The agreement was in parol. It related to the disposition of real estate of which the plaintiffs were never put in possession. The contract was, therefore, within the inhibition of the statute of frauds, and was incapable of being specifically enforced or of supporting an action for damages for its non-fulfilment. Wallace v. Long, 105 Ind. 522 (55 Am. Rep. 222); Roehl v. Haumesser, 114 Ind. 311; Burns v. Fox, 113 Ind. 205. If the present action had been to enforce specific performance of the contract, or to recover damages for its non-performance, the objections to the complaint would be insurmountable, but the action is on a quantum, meruit, to recover the value of the services rendered. While an agreement like the one involved in the present case will neither be specifically enforced nor allowed, unless under special circumstances of fraud or bad faith, to serve *5as the foundation of an action for damages, it is well settled that such a contract overthrows the presumption that services rendered under it were performed gratuitously or under a mere expectation that the testator would voluntarily bestow a legacy upon the person performing them.
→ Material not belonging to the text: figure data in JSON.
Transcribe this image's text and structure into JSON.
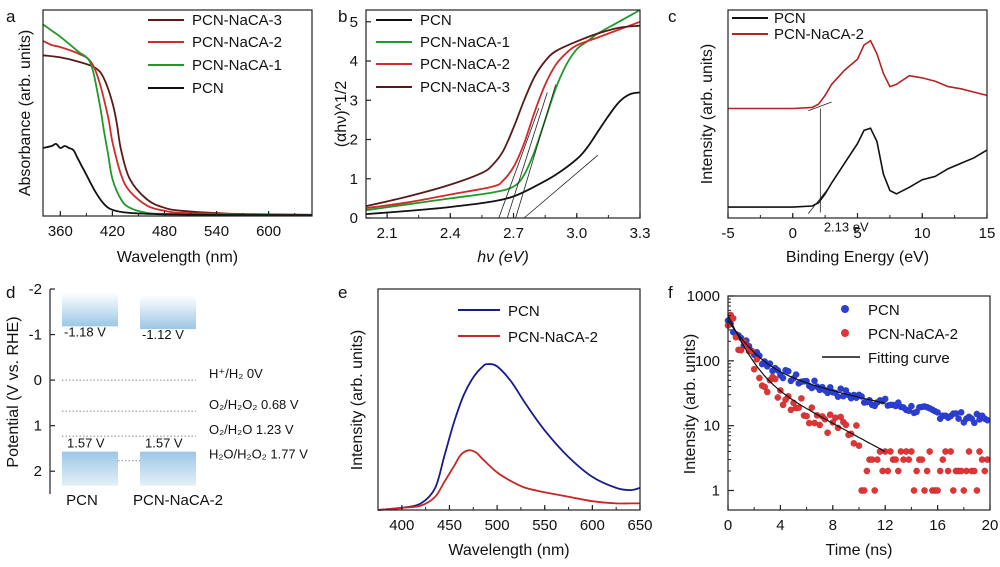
{
  "chart_data": [
    {
      "panel": "a",
      "type": "line",
      "xlabel": "Wavelength (nm)",
      "ylabel": "Absorbance (arb. units)",
      "xlim": [
        340,
        650
      ],
      "ylim": [
        0,
        1
      ],
      "x_ticks": [
        360,
        420,
        480,
        540,
        600
      ],
      "legend_position": "top-right",
      "series": [
        {
          "name": "PCN-NaCA-3",
          "color": "#5a1a1a",
          "x": [
            340,
            360,
            380,
            400,
            410,
            420,
            425,
            430,
            440,
            460,
            480,
            500,
            550,
            600,
            650
          ],
          "y": [
            0.78,
            0.77,
            0.75,
            0.72,
            0.67,
            0.55,
            0.45,
            0.32,
            0.18,
            0.08,
            0.04,
            0.025,
            0.012,
            0.008,
            0.006
          ]
        },
        {
          "name": "PCN-NaCA-2",
          "color": "#d02a2a",
          "x": [
            340,
            350,
            360,
            380,
            395,
            405,
            415,
            420,
            430,
            440,
            460,
            480,
            500,
            550,
            600,
            650
          ],
          "y": [
            0.85,
            0.83,
            0.82,
            0.79,
            0.75,
            0.65,
            0.48,
            0.36,
            0.2,
            0.12,
            0.05,
            0.025,
            0.015,
            0.01,
            0.006,
            0.005
          ]
        },
        {
          "name": "PCN-NaCA-1",
          "color": "#1f9a2a",
          "x": [
            340,
            350,
            360,
            380,
            395,
            405,
            410,
            415,
            420,
            430,
            440,
            460,
            480,
            550,
            650
          ],
          "y": [
            0.93,
            0.9,
            0.87,
            0.8,
            0.74,
            0.55,
            0.42,
            0.3,
            0.18,
            0.08,
            0.04,
            0.015,
            0.01,
            0.006,
            0.004
          ]
        },
        {
          "name": "PCN",
          "color": "#111111",
          "x": [
            340,
            350,
            355,
            360,
            365,
            370,
            375,
            380,
            385,
            390,
            400,
            410,
            420,
            440,
            480,
            550,
            650
          ],
          "y": [
            0.33,
            0.34,
            0.35,
            0.33,
            0.34,
            0.33,
            0.32,
            0.28,
            0.24,
            0.2,
            0.12,
            0.06,
            0.03,
            0.015,
            0.008,
            0.005,
            0.004
          ]
        }
      ]
    },
    {
      "panel": "b",
      "type": "line",
      "xlabel": "hν (eV)",
      "ylabel": "(αhν)^1/2",
      "xlim": [
        2.0,
        3.3
      ],
      "ylim": [
        0,
        5.3
      ],
      "x_ticks": [
        2.1,
        2.4,
        2.7,
        3.0,
        3.3
      ],
      "y_ticks": [
        0,
        1,
        2,
        3,
        4,
        5
      ],
      "legend_position": "top-left",
      "series": [
        {
          "name": "PCN",
          "color": "#111111",
          "x": [
            2.0,
            2.2,
            2.4,
            2.6,
            2.7,
            2.8,
            2.9,
            3.0,
            3.05,
            3.1,
            3.15,
            3.2,
            3.25,
            3.3
          ],
          "y": [
            0.1,
            0.18,
            0.28,
            0.42,
            0.55,
            0.8,
            1.1,
            1.5,
            1.8,
            2.2,
            2.6,
            2.95,
            3.15,
            3.2
          ]
        },
        {
          "name": "PCN-NaCA-1",
          "color": "#1f9a2a",
          "x": [
            2.0,
            2.2,
            2.4,
            2.6,
            2.7,
            2.75,
            2.8,
            2.85,
            2.9,
            2.95,
            3.0,
            3.05,
            3.1,
            3.2,
            3.3
          ],
          "y": [
            0.2,
            0.35,
            0.5,
            0.65,
            0.8,
            1.1,
            1.7,
            2.5,
            3.3,
            3.9,
            4.3,
            4.5,
            4.7,
            5.0,
            5.3
          ]
        },
        {
          "name": "PCN-NaCA-2",
          "color": "#d02a2a",
          "x": [
            2.0,
            2.2,
            2.4,
            2.6,
            2.65,
            2.7,
            2.75,
            2.8,
            2.85,
            2.9,
            2.95,
            3.0,
            3.1,
            3.2,
            3.3
          ],
          "y": [
            0.25,
            0.4,
            0.6,
            0.8,
            0.95,
            1.3,
            1.9,
            2.7,
            3.4,
            3.9,
            4.2,
            4.4,
            4.6,
            4.8,
            5.0
          ]
        },
        {
          "name": "PCN-NaCA-3",
          "color": "#5a1a1a",
          "x": [
            2.0,
            2.2,
            2.4,
            2.55,
            2.6,
            2.65,
            2.7,
            2.75,
            2.8,
            2.85,
            2.9,
            3.0,
            3.1,
            3.2,
            3.3
          ],
          "y": [
            0.3,
            0.55,
            0.85,
            1.15,
            1.35,
            1.7,
            2.3,
            3.0,
            3.6,
            4.0,
            4.25,
            4.5,
            4.7,
            4.85,
            4.9
          ]
        }
      ]
    },
    {
      "panel": "c",
      "type": "line",
      "xlabel": "Binding Energy (eV)",
      "ylabel": "Intensity (arb. units)",
      "xlim": [
        -5,
        15
      ],
      "x_ticks": [
        -5,
        0,
        5,
        10,
        15
      ],
      "legend_position": "top-left",
      "annotation": "2.13 eV",
      "series": [
        {
          "name": "PCN",
          "color": "#111111",
          "x": [
            -5,
            -2,
            0,
            1.5,
            2,
            2.5,
            3,
            4,
            5,
            5.5,
            6,
            6.5,
            7,
            7.5,
            8,
            9,
            10,
            11,
            12,
            13,
            14,
            15
          ],
          "y": [
            0.1,
            0.1,
            0.1,
            0.11,
            0.14,
            0.22,
            0.32,
            0.5,
            0.68,
            0.8,
            0.82,
            0.7,
            0.4,
            0.25,
            0.22,
            0.28,
            0.35,
            0.38,
            0.45,
            0.5,
            0.55,
            0.62
          ]
        },
        {
          "name": "PCN-NaCA-2",
          "color": "#b02424",
          "x": [
            -5,
            -2,
            0,
            1.5,
            2,
            2.5,
            3,
            4,
            5,
            5.5,
            6,
            6.5,
            7,
            7.5,
            8,
            9,
            10,
            11,
            12,
            13,
            14,
            15
          ],
          "y": [
            1.0,
            1.0,
            1.0,
            1.01,
            1.04,
            1.12,
            1.22,
            1.35,
            1.45,
            1.58,
            1.62,
            1.5,
            1.32,
            1.2,
            1.22,
            1.3,
            1.28,
            1.25,
            1.2,
            1.18,
            1.15,
            1.12
          ]
        }
      ]
    },
    {
      "panel": "d",
      "type": "diagram",
      "ylabel": "Potential (V vs. RHE)",
      "ylim": [
        -2,
        2.5
      ],
      "y_ticks": [
        -2,
        -1,
        0,
        1,
        2
      ],
      "y_tick_labels": [
        "-2",
        "-1",
        "0",
        "1",
        "2"
      ],
      "materials": [
        {
          "name": "PCN",
          "cb": -1.18,
          "vb": 1.57,
          "cb_label": "-1.18 V",
          "vb_label": "1.57 V"
        },
        {
          "name": "PCN-NaCA-2",
          "cb": -1.12,
          "vb": 1.57,
          "cb_label": "-1.12 V",
          "vb_label": "1.57 V"
        }
      ],
      "levels": [
        {
          "potential": 0,
          "label": "H⁺/H₂  0V"
        },
        {
          "potential": 0.68,
          "label": "O₂/H₂O₂ 0.68 V"
        },
        {
          "potential": 1.23,
          "label": "O₂/H₂O 1.23 V"
        },
        {
          "potential": 1.77,
          "label": "H₂O/H₂O₂ 1.77 V"
        }
      ]
    },
    {
      "panel": "e",
      "type": "line",
      "xlabel": "Wavelength (nm)",
      "ylabel": "Intensity (arb. units)",
      "xlim": [
        375,
        650
      ],
      "ylim": [
        0,
        1
      ],
      "x_ticks": [
        400,
        450,
        500,
        550,
        600,
        650
      ],
      "legend_position": "top-right",
      "series": [
        {
          "name": "PCN",
          "color": "#1a1a8c",
          "x": [
            375,
            400,
            420,
            435,
            445,
            455,
            465,
            475,
            485,
            490,
            500,
            515,
            530,
            550,
            575,
            600,
            625,
            640,
            650
          ],
          "y": [
            0.0,
            0.01,
            0.03,
            0.1,
            0.25,
            0.4,
            0.52,
            0.6,
            0.65,
            0.66,
            0.65,
            0.58,
            0.48,
            0.36,
            0.24,
            0.15,
            0.1,
            0.09,
            0.1
          ]
        },
        {
          "name": "PCN-NaCA-2",
          "color": "#c62828",
          "x": [
            375,
            400,
            420,
            435,
            445,
            455,
            462,
            470,
            478,
            485,
            500,
            515,
            530,
            550,
            575,
            600,
            625,
            640,
            650
          ],
          "y": [
            0.0,
            0.01,
            0.02,
            0.06,
            0.13,
            0.2,
            0.25,
            0.27,
            0.26,
            0.23,
            0.17,
            0.13,
            0.1,
            0.08,
            0.06,
            0.04,
            0.03,
            0.03,
            0.03
          ]
        }
      ]
    },
    {
      "panel": "f",
      "type": "scatter",
      "xlabel": "Time (ns)",
      "ylabel": "Intensity (arb. units)",
      "yscale": "log",
      "xlim": [
        0,
        20
      ],
      "ylim": [
        0.5,
        1000
      ],
      "x_ticks": [
        0,
        4,
        8,
        12,
        16,
        20
      ],
      "y_ticks": [
        1,
        10,
        100,
        1000
      ],
      "legend_position": "top-right",
      "series": [
        {
          "name": "PCN",
          "color": "#2b3fd6",
          "marker": "circle",
          "a1": 320,
          "t1": 1.2,
          "a2": 90,
          "t2": 6.5,
          "bg": 8
        },
        {
          "name": "PCN-NaCA-2",
          "color": "#e23434",
          "marker": "circle",
          "a1": 420,
          "t1": 0.9,
          "a2": 80,
          "t2": 4.0,
          "bg": 0.8
        },
        {
          "name": "Fitting curve",
          "color": "#111111",
          "marker": "line"
        }
      ]
    }
  ],
  "panel_labels": [
    "a",
    "b",
    "c",
    "d",
    "e",
    "f"
  ]
}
Wallace v. Long, supra.

The complaint, judged by its general scope and tenor, seeks to recover the value of the services rendered, and as a complaint for that purpose it 'is not subject to the objections urged against it.

Although the evidence in support of the alleged agreement to devise the farm is not strong, or of the most satisfactory character, still it can not be said that there is no evidence of such an agreement, or that the finding of the court on any material point is wholly without support. There was evidence tending to show that the plaintiff Zachariah Vachon, on one occasion, proposed purchasing forty acres of land for himself, and that the decedent dissuaded him from it, saying, I intend this farm to be for you and Esther. You have worked hard enough on this by the time it is all cleared up. It will be all you need.”

To this the plaintiff replied, in substance, that he was getting old, and did not want to be deceived; that he did not want to clear up the testator’s farm and then be left without anything when he was old. From this the court drew the inference that there had been an agreement to compensate plaintiffs for their work, and we can not say, in the light of all the evidence, that the inference was not justified.

The case proceeded upon the theory that compensation was to be made to the plaintiffs for their services at the death of King and his wife. Assuming that the evidence supports that theory, then the claim did not become due until the event occurred which entitled the plaintiffs to receive pay. The statute of limitations did not, therefore, bar the claim, suit having been brought within six years from the date of the' death of the survivor.

*6Filed Nov. 6, 1889.

The statute of limitations does not begin to run, where a contract requires a continuing service by one party, until the engagement has been completed. McKinney v. Springer, 8 Blackf. 506; McKinney v. Springer, 3 Ind. 59; Buswell Limitations, section 178. There was no error.

The judgment is affirmed, with costs.